When a new colleague joins, there is a process. Introductions are made, roles are explained, expectations are set, and trust is built gradually through shared experience. We understand instinctively that you cannot just place a new person in a team and expect seamless collaboration from day one.
AI deserves the same thoughtfulness. When respected leaders actively endorse a system, explain its purpose, and are clear about what it is designed to do and what falls outside its capabilities, employees respond differently. They are more willing to engage, more willing to experiment, and more willing to bring their own judgment to the collaboration rather than either blindly following or reflexively resisting.

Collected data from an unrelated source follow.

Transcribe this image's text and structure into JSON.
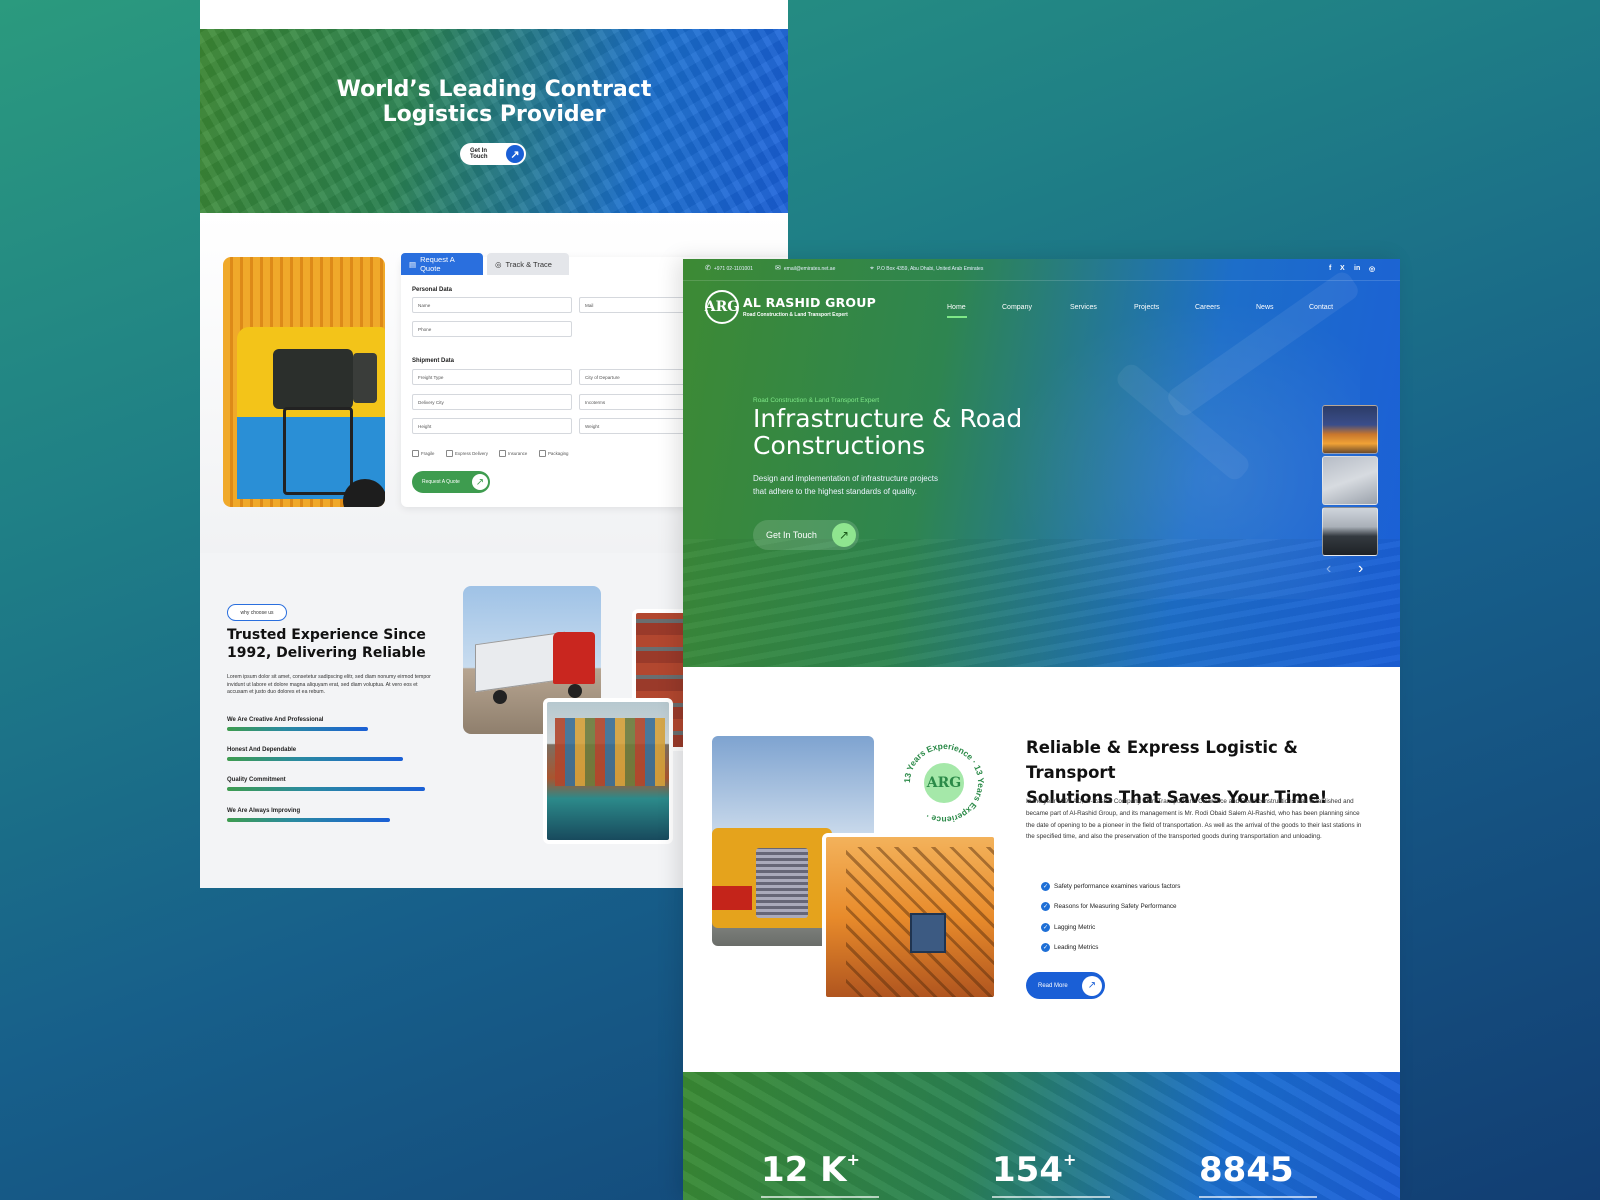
{
  "back_page": {
    "hero": {
      "title": "World’s Leading Contract\nLogistics Provider",
      "button_label": "Get In Touch"
    },
    "quote_form": {
      "tabs": [
        "Request A Quote",
        "Track & Trace"
      ],
      "personal_heading": "Personal Data",
      "personal_fields": [
        "Name",
        "Mail",
        "Phone"
      ],
      "shipment_heading": "Shipment Data",
      "shipment_fields": [
        "Freight Type",
        "City of Departure",
        "Delivery City",
        "Incoterms",
        "Height",
        "Weight"
      ],
      "checkboxes": [
        "Fragile",
        "Express Delivery",
        "Insurance",
        "Packaging"
      ],
      "submit_label": "Request A Quote"
    },
    "why_choose": {
      "badge": "why choose us",
      "title": "Trusted Experience Since 1992, Delivering Reliable",
      "body": "Lorem ipsum dolor sit amet, consetetur sadipscing elitr, sed diam nonumy eirmod tempor invidunt ut labore et dolore magna aliquyam erat, sed diam voluptua. At vero eos et accusam et justo duo dolores et ea rebum.",
      "skills": [
        {
          "label": "We Are Creative And Professional",
          "level": 0.64
        },
        {
          "label": "Honest And Dependable",
          "level": 0.8
        },
        {
          "label": "Quality Commitment",
          "level": 0.9
        },
        {
          "label": "We Are Always Improving",
          "level": 0.74
        }
      ]
    }
  },
  "front_page": {
    "topbar": {
      "phone": "+971 02-1101001",
      "email": "email@emirates.net.ae",
      "address": "P.O Box 4359, Abu Dhabi, United Arab Emirates",
      "social_icons": [
        "facebook-icon",
        "x-icon",
        "linkedin-icon",
        "instagram-icon"
      ]
    },
    "logo": {
      "mark": "ARG",
      "name": "AL RASHID GROUP",
      "tagline": "Road Construction & Land Transport Expert"
    },
    "nav": [
      "Home",
      "Company",
      "Services",
      "Projects",
      "Careers",
      "News",
      "Contact"
    ],
    "active_nav": "Home",
    "hero": {
      "subtitle": "Road Construction & Land Transport Expert",
      "title": "Infrastructure & Road\nConstructions",
      "description": "Design and implementation of infrastructure projects\nthat adhere to the highest standards of quality.",
      "button_label": "Get In Touch",
      "slider_prev": "‹",
      "slider_next": "›"
    },
    "about": {
      "badge_text": "13 Years Experience · 13 Years Experience ·",
      "badge_mark": "ARG",
      "title": "Reliable & Express Logistic & Transport\nSolutions That Saves Your Time!",
      "body": "In the year 1991 AD, Al-Rashid Company Start Transport and Clearance and Road constructions was established and became part of Al-Rashid Group, and its management is Mr. Rodi Obaid Salem Al-Rashid, who has been planning since the date of opening to be a pioneer in the field of transportation. As well as the arrival of the goods to their last stations in the specified time, and also the preservation of the transported goods during transportation and unloading.",
      "checklist": [
        "Safety performance examines various factors",
        "Reasons for Measuring Safety Performance",
        "Lagging Metric",
        "Leading Metrics"
      ],
      "button_label": "Read More"
    },
    "stats": [
      {
        "value": "12 K",
        "suffix": "+"
      },
      {
        "value": "154",
        "suffix": "+"
      },
      {
        "value": "8845",
        "suffix": ""
      }
    ]
  },
  "colors": {
    "brand_green": "#3e9c4f",
    "brand_blue": "#1a5fd6",
    "accent_light_green": "#7ee787"
  }
}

Role clarity is especially important here. People need to understand that the AI is not competing with them. It handles pattern recognition, data aggregation, and probability at a scale no human can match. They bring context, judgment, ethical reasoning, and the kind of situational awareness that comes from being human. When those roles are clearly defined and both feel genuinely valued, the collaboration works.
〰️ Keeping Humans in the Loop Is Not Enough on Its Own
There is a widespread assumption that the safest and most trustworthy design for human-AI collaboration is one where a human reviews every output before anything happens. A human in the loop, checking and approving. It sounds sensible.

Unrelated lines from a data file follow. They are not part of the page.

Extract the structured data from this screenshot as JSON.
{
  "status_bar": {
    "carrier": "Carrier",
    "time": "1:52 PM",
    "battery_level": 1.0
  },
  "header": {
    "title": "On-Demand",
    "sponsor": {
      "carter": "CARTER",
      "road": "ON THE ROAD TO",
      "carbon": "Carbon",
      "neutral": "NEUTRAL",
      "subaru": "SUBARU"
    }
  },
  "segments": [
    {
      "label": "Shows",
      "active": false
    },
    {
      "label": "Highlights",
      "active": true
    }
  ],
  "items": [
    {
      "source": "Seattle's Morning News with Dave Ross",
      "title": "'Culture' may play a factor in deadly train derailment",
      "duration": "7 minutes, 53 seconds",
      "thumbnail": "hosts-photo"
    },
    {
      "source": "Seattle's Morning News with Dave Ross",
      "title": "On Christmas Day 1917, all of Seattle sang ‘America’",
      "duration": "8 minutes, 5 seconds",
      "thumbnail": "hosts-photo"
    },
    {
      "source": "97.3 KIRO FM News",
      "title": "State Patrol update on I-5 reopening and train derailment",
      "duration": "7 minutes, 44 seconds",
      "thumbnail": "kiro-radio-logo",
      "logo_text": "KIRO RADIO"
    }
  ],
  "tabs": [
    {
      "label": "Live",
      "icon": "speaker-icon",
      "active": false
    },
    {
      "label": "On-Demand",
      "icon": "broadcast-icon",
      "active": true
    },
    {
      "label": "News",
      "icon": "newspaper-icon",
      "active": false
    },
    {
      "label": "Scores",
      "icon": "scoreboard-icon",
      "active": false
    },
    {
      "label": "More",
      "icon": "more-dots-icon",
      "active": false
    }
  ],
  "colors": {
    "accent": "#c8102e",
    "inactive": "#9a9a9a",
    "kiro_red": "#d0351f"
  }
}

But the research points to a complication. When the human and the AI are essentially performing overlapping functions, both analyzing the same information and arriving at similar kinds of recommendations, the human begins to feel redundant. Their professional identity and sense of contribution start to feel threatened. Rather than producing good collaboration, this setup tends to produce quiet rivalry and disengagement.

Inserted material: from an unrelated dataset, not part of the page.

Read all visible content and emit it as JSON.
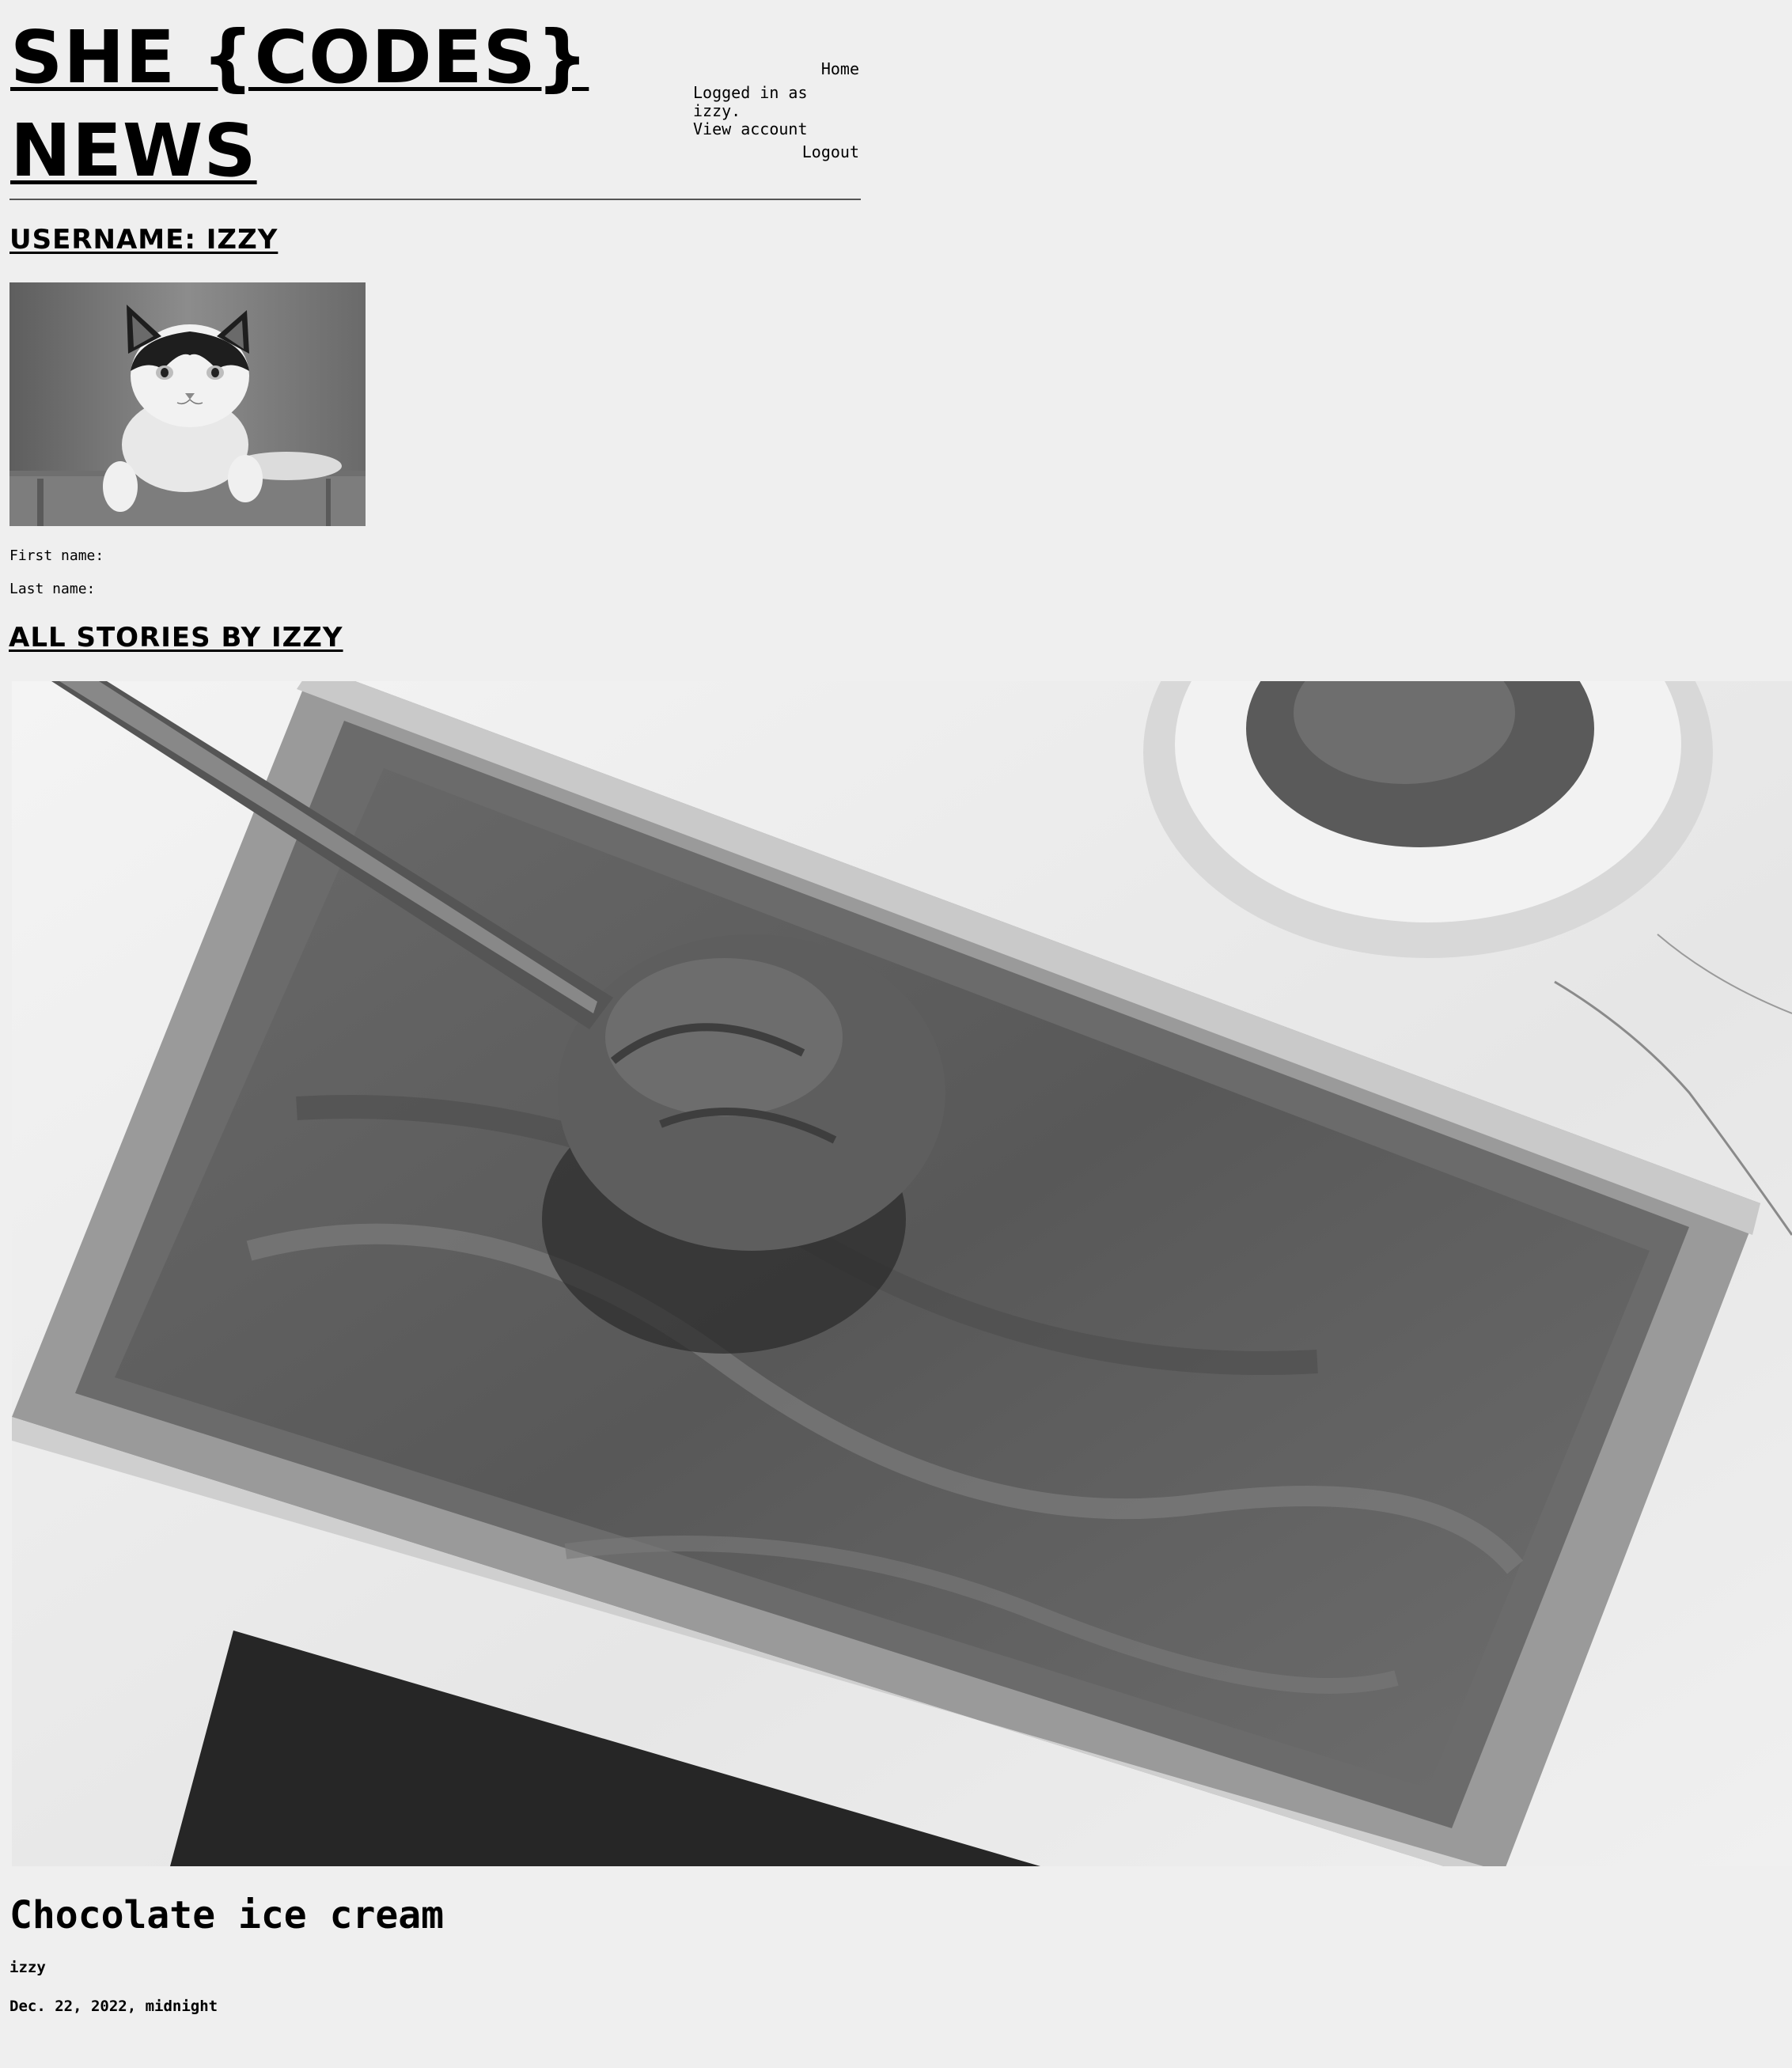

What generates genuine trust is parallel specialization, where the human and the AI are doing meaningfully different things that complement each other. The AI does what it does best. The human does what they do best. Neither feels like a redundant version of the other. In this configuration, people do not just tolerate the AI. They rely on it in the same way you rely on a colleague whose strengths are genuinely different from your own.
〰️ Trust Has to Be Tended, Not Just Established
Perhaps the most important thing I took away from this research is that trust between humans and AI is not a problem you solve once. It is something that has to be actively maintained.
It shifts as the AI's performance changes. It shifts as people gain experience and their expectations evolve. It shifts as organizational pressures change, as team composition changes, as the nature of the decisions being made changes. A team that trusted an AI system six months ago may have a very different relationship with it today, for reasons that have nothing to do with the technology itself.
This means that organizations need mechanisms for ongoing evaluation. Not just "is the AI performing well?" but "how is our team's relationship with this system evolving, and is that relationship producing the outcomes we need?" Those are harder questions to ask, and they require a different kind of attention than a quarterly accuracy report. But they are the questions that actually matter.
What I keep coming back to, after all of this research, is something quite simple. The organizations that will get the most out of AI are not necessarily the ones with the most sophisticated systems. They are the ones who take the human side of the collaboration. The ones that listen to their experts, manage change carefully, invest in genuine transparency, and understand that trust, once lost, is very hard to rebuild.
AI is becoming a genuine partner in how decisions get made. Whether that partnership actually works depends far less on the algorithm than most people think.
I wrote this piece based on reflections about one of my papers: Dynamics of Trust: Unpacking Trust in Human-AI Collaboration in Decision-Making.